Namely, now we have no choice but to watch movies.

Saturday night I babysat, so my wife and I weren't pursuing a communal viewing option that night anyway. But last night, we likely would have wound down the weekend with a couple shows on our DVR. Instead, we watched one of my favorite movies of the 2000s, Spike Jonze's Adaptation. (Though I think it would be more accurate to refer to it as Charlie Kaufman's Adaptation, or perhaps Charlie and Donald Kaufman's Adaptation.)  It was my favorite movie of 2002, and I ranked it 11th for the whole decade. And yes, I know the title is probably properly written as Adaptation. with the period at the end. But I find that problematic for the purposes of writing fluidity, so I'm excising the period here.

I'm not up to the mental calisthenics of giving this movie a review for you -- besides, you know that reviews aren't what I do in this space. (He says somewhat disingenuously, as more and more of his posts contain some form of a review of the movie being written about.) But even if I were completely clear-headed and hadn't spent half the night asleep on the couch while trying to make my way through a second movie, this is a difficult one to review in general because it's just so damn rich. Rarely have so many aspects of a script worked on as many thematic levels as they do in this impossibly meta (but never in an annoying way) piece of filmmaking.

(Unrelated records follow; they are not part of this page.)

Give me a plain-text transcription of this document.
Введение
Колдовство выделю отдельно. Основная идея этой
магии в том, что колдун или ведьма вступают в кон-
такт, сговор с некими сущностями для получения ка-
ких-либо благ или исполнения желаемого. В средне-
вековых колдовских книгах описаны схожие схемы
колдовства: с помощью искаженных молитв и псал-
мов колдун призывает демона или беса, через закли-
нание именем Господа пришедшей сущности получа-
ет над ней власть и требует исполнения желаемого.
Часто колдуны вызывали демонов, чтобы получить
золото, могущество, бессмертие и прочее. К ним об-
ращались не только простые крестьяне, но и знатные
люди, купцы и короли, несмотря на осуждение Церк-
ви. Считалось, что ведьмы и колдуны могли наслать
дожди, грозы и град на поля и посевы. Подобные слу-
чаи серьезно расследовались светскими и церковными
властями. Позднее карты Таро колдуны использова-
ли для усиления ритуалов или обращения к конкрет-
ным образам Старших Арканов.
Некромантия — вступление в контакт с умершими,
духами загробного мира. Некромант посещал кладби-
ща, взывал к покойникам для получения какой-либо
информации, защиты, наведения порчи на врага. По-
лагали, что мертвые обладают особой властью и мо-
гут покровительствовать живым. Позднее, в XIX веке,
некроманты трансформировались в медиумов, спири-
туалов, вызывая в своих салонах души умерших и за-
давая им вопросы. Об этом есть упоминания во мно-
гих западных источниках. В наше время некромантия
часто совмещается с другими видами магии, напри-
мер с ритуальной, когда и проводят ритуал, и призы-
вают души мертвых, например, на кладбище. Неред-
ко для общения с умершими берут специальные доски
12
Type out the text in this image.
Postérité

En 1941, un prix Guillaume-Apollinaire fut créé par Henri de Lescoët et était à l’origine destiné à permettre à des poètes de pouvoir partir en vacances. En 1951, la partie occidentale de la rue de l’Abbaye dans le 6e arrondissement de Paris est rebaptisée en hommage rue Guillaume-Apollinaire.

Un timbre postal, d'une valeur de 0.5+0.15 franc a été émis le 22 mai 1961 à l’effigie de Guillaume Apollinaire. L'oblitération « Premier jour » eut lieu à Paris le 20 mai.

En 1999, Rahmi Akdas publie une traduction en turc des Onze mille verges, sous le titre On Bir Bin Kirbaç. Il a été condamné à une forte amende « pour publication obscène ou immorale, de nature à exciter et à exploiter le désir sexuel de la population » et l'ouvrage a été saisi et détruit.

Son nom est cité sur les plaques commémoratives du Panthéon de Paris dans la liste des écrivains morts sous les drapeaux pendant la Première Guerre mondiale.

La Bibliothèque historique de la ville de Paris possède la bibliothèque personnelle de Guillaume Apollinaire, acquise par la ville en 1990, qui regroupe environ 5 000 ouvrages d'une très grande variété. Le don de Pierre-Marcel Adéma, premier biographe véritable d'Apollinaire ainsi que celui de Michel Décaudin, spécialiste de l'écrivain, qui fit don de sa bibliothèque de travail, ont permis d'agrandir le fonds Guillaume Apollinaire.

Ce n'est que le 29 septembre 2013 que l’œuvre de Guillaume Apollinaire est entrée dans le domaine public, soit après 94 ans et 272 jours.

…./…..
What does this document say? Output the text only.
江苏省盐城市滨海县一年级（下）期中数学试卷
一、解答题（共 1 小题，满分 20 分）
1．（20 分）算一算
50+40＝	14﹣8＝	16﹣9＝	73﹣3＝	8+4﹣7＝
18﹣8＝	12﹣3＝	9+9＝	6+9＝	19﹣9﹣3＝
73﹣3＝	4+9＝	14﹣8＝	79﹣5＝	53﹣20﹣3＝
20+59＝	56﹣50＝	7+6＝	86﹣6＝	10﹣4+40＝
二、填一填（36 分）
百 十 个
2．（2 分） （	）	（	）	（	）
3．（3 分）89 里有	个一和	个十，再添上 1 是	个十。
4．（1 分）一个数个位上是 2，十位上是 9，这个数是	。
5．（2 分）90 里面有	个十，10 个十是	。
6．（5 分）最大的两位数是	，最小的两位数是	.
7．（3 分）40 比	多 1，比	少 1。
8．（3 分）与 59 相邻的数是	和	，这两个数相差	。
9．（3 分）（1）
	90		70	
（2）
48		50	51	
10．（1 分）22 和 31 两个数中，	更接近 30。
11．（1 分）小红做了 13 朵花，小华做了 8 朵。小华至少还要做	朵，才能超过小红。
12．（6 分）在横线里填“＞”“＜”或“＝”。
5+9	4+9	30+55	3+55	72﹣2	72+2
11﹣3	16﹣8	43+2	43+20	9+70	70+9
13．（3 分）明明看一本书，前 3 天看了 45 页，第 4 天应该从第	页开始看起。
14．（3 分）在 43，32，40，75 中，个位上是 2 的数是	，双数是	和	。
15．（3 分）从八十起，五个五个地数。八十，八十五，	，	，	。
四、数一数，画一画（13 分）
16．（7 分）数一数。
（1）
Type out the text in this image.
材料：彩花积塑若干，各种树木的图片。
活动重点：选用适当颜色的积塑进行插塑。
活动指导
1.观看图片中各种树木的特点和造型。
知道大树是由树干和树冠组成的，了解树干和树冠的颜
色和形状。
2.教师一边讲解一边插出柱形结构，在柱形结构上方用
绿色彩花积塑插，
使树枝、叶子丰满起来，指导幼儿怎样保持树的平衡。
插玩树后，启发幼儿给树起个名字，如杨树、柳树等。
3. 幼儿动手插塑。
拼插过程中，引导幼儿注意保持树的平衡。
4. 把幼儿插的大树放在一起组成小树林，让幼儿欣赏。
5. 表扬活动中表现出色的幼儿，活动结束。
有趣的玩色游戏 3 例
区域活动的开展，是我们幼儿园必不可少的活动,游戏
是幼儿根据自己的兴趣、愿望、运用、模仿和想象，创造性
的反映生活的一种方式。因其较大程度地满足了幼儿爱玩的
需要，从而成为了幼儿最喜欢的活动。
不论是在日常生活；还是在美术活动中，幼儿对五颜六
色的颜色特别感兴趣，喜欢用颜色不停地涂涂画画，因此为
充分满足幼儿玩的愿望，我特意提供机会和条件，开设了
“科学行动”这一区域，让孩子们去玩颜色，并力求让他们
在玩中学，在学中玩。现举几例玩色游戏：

So instead of touching on the movie's particulars as I do indeed believe is warranted, I'll just reprint my own review of it from allmovie.com, written nearly ten years ago, coinciding with the film's release. I was rather proud of accomplishing in those approximately 300 words the very thing that Kaufman struggles with in the movie: being able to say all the things you want to say in the limited time/space allotted to you. (For further consideration of this career-long struggle for Kaufman, see Synecdoche, New York.)

Anyway, here it is:

Critics charged with the divine headache of describing Adaptation, in all its twisted magnificence, should find it appropriate that the story concentrates on the paralysis of writer's block, brought on by the impossible urge to say everything. The sophomore collaboration between screenwriter Charlie Kaufman and director Spike Jonze is so drenched with unorthodox ideas, yet so fundamentally accessible, that it actually outdoes the groundbreaking Being John Malkovich in existential pretzel logic, while remaining digestible to a middle-brow audience. Kaufman's real-life struggles adapting Susan Orlean's The Orchid Thief get brilliantly expanded into a self-reflexive narrative of sublime originality, in which screenwriter, author and muse become intertwined, and such rich topics as artistic integrity, social awkwardness and sibling rivalry get teased and prodded. Not only has Kaufman written himself into the proceedings, but in Nicolas Cage, he's found an exquisite choice to interpret himself and his twin brother -- an imaginary character given "real" life by receiving a screenwriting credit. Sweating, stammering, lowering his eyes, and imploding in a crisis of relevance -- then doing just the opposite as Donald -- Cage kicks his own career out of neutral, at least briefly exchanging the hunt for ever-bigger paychecks with work that truly matters. Although the stories of Orlean (Meryl Streep) and John Laroche (Chris Cooper) both carry a vital urgency, this is Kaufman's film, full of the anxieties of a kinky-haired shlub whose overactive imagination is both his meal ticket and his curse. Inasmuch as it eventually imitates the very story structure it abhors, Adaptation is the rare film that both attacks and revels in the humbling, soul-crushing yet exhilarating mechanics of Hollywood moviemaking. 

I did have a few new observations on this, my third viewing and first in about three years, but I don't have the time to get into them now -- nor, as described previously, quite the mental acuity. Let's just say that it still fills me with a sense of awe over its narrative audacity, and how well its many ideas cohere into something truly sublime.

Now it just remains to be seen how many more movies we can squeeze in between now and when our new DirecTV receiver arrives, which they tell me will be in three business days.

You know, I wouldn't mind if it were four.